During the fraught Cabinet meeting earlier, MailOnline understands that chief whip Julian Smith warned the PM that she is staring down the barrel of defeat.
But she was prevented from making deeper concessions by objections from key Brexiteer ministers.
Mrs May told her team: ‘The Withdrawal Agreement is the vehicle which gets the UK out the EU and it is vital to find a way to get it over the line.’
A Downing Street spokesman said: ‘Cabinet discussed the new deal which the Government will put before Parliament in order to seek to secure the UK’s exit from the EU.
‘The discussion included alternative arrangements, workers rights, environmental protections and further assurances, in particular the integrity of the UK in the unlikely event the backstop is required.’

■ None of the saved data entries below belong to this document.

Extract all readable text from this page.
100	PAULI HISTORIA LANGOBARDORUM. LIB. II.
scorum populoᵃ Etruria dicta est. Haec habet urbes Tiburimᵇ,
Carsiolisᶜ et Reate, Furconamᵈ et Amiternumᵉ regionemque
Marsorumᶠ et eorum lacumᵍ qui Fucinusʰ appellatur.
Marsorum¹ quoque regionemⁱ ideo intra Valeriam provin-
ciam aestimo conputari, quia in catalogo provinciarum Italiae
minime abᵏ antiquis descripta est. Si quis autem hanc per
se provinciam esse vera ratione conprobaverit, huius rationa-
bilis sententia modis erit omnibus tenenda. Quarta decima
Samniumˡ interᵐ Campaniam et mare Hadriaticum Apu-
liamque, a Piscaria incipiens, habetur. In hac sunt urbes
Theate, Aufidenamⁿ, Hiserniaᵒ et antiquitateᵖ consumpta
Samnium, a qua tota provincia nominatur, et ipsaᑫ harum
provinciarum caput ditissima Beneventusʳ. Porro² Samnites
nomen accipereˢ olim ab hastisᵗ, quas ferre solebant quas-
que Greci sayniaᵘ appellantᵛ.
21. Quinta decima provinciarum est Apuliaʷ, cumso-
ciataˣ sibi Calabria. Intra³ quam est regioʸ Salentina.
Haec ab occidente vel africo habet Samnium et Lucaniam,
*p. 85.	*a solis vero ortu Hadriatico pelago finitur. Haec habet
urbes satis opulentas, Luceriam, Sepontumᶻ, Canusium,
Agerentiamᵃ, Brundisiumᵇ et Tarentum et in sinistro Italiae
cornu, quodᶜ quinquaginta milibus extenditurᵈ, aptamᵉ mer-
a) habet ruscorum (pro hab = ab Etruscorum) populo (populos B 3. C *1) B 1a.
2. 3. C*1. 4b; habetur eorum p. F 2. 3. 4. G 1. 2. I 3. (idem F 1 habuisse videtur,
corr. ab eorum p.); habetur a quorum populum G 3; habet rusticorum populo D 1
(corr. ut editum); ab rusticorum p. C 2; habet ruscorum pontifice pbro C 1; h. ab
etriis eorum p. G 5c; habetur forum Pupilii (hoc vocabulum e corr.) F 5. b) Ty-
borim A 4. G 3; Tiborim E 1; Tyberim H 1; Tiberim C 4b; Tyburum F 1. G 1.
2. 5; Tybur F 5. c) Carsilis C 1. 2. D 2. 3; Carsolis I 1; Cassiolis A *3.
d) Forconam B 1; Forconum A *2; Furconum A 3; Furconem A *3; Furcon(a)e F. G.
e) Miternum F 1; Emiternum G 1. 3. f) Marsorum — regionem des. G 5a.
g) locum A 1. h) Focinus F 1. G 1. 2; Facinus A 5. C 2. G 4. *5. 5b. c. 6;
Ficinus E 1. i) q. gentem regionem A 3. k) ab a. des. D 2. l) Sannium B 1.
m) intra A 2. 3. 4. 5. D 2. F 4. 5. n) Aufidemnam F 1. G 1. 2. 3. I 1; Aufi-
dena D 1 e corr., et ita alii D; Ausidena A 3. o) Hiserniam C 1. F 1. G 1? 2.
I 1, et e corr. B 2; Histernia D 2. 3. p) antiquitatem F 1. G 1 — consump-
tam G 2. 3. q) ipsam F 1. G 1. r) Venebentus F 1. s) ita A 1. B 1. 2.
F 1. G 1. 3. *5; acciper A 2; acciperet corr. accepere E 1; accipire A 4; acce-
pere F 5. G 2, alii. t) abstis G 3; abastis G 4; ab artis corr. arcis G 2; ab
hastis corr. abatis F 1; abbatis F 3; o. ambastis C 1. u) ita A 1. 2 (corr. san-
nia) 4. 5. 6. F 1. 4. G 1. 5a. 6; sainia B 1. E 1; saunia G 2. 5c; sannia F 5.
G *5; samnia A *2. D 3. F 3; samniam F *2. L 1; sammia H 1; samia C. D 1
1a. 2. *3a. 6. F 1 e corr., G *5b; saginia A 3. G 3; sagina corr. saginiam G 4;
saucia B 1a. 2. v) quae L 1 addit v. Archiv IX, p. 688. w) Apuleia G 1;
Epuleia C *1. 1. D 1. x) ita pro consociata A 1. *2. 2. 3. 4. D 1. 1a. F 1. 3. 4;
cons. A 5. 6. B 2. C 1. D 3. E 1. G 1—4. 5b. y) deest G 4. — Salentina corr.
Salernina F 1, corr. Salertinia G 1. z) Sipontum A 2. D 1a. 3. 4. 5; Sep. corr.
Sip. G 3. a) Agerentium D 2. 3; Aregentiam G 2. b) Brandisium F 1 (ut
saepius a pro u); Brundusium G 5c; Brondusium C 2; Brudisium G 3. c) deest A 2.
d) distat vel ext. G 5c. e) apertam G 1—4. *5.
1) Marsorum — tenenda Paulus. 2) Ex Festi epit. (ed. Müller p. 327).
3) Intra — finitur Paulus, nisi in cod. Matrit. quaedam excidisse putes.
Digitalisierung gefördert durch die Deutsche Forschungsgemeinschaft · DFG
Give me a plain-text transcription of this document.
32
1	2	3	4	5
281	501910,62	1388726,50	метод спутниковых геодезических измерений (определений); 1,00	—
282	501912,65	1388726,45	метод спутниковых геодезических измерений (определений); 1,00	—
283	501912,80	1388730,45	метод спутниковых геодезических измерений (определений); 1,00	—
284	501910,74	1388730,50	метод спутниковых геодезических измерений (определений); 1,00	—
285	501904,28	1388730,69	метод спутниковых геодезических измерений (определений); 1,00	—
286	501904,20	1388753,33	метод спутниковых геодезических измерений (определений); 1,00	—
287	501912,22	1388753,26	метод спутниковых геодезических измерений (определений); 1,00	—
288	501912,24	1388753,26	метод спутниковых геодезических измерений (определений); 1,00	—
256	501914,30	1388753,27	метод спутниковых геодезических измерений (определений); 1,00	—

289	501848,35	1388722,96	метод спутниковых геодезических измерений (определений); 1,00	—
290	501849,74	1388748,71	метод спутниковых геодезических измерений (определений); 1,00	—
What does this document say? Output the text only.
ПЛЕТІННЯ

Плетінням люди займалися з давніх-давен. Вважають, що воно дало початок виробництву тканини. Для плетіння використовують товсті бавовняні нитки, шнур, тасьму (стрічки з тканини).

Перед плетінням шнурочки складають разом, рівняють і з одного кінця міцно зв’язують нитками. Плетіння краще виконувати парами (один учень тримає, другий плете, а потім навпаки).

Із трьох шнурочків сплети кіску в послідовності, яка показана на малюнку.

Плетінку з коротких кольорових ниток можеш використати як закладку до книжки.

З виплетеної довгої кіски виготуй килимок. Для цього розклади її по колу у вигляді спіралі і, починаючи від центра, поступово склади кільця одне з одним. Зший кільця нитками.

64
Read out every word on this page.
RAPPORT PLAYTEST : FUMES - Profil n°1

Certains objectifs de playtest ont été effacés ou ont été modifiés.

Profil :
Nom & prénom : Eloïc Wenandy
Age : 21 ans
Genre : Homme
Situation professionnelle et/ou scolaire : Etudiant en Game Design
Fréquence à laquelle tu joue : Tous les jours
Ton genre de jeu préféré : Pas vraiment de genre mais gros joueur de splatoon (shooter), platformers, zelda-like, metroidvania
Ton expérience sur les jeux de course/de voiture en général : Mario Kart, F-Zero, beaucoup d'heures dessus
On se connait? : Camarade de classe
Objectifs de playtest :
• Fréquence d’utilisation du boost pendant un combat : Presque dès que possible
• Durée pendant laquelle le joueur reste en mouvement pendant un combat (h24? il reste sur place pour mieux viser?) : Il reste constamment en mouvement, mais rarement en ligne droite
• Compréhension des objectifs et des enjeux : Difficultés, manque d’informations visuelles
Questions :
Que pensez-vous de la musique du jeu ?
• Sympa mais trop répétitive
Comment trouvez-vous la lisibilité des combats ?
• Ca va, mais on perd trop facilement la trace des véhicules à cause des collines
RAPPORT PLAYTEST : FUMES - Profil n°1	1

Boris Johnson scrambles to ease Tory fears about his hard Brexit plans amid claims allies could SUE MPs if they block him from leadership battle
Boris Johnson (pictured campaigning in London last week) is scrambling to ease Tory moderate fears about his hard Brexit plans
Boris Johnson is scrambling to ease Tory moderate fears about his hard Brexit plans as the battle to succeed Theresa May heats up.
The former foreign secretary hailed a set of ‘One Nation Conservative’ principles drawn up by dozens of moderate MPs, insisting on Twitter: ‘Agree with all of this.’
The intervention comes as a ‘Stop Boris’ campaign gathers pace in the Parliamentary party, with many MPs concerned that he would shift the Tories dramatically to the right.
Work and Pensions Secretary Amber Rudd – a key Remainer in the Cabinet – fuelled talk of a ‘dream ticket’ alliance with Mr Johnson by liking his tweet.
A source in the One Nation Tory bloc told the BBC’s Newsnight: ‘We want candidates to work with us to shape policy moving forward. Not just on Brexit but on everything.
‘The whole contest will be a big test for Boris to prove he actually can unite the party in the way he says he can.’
Boris Johnson hailed a set of ‘One Nation Conservative’ principles drawn up by dozens of moderate MPs, insisting on Twitter: ‘Agree with all of this.’
Mr Johnson prospects could also have been boosted by a poll of Labour activists suggesting he is the opponent they most fear at the next election
Mr Johnson prospects could also have been boosted by a poll of Labour activists suggesting he is the opponent they most fear at the next election.
However, the rising Tory tensions were underlined by claims that allies of Mr Johnson are ready to launch a legal challenge if MPs block him from the final ballot.
Under the contest’s rules, MPs whittle the candidates down to two, with activists choosing the winner.
But an ally of Mr Johnson told the Sun: ‘We have legal advice that was drawn up for Boris that proves if members want a chance to vote on him in big numbers, MPs and CCHQ cannot stop that.’
Aides to Mr Johnson denied any knowledge of the legal advice, saying it was ‘total nonsense’.
Around 60 Tory MPs have signed up to the One Nation principles, which were drawn up by Mrs May’s former policy chief George Freeman.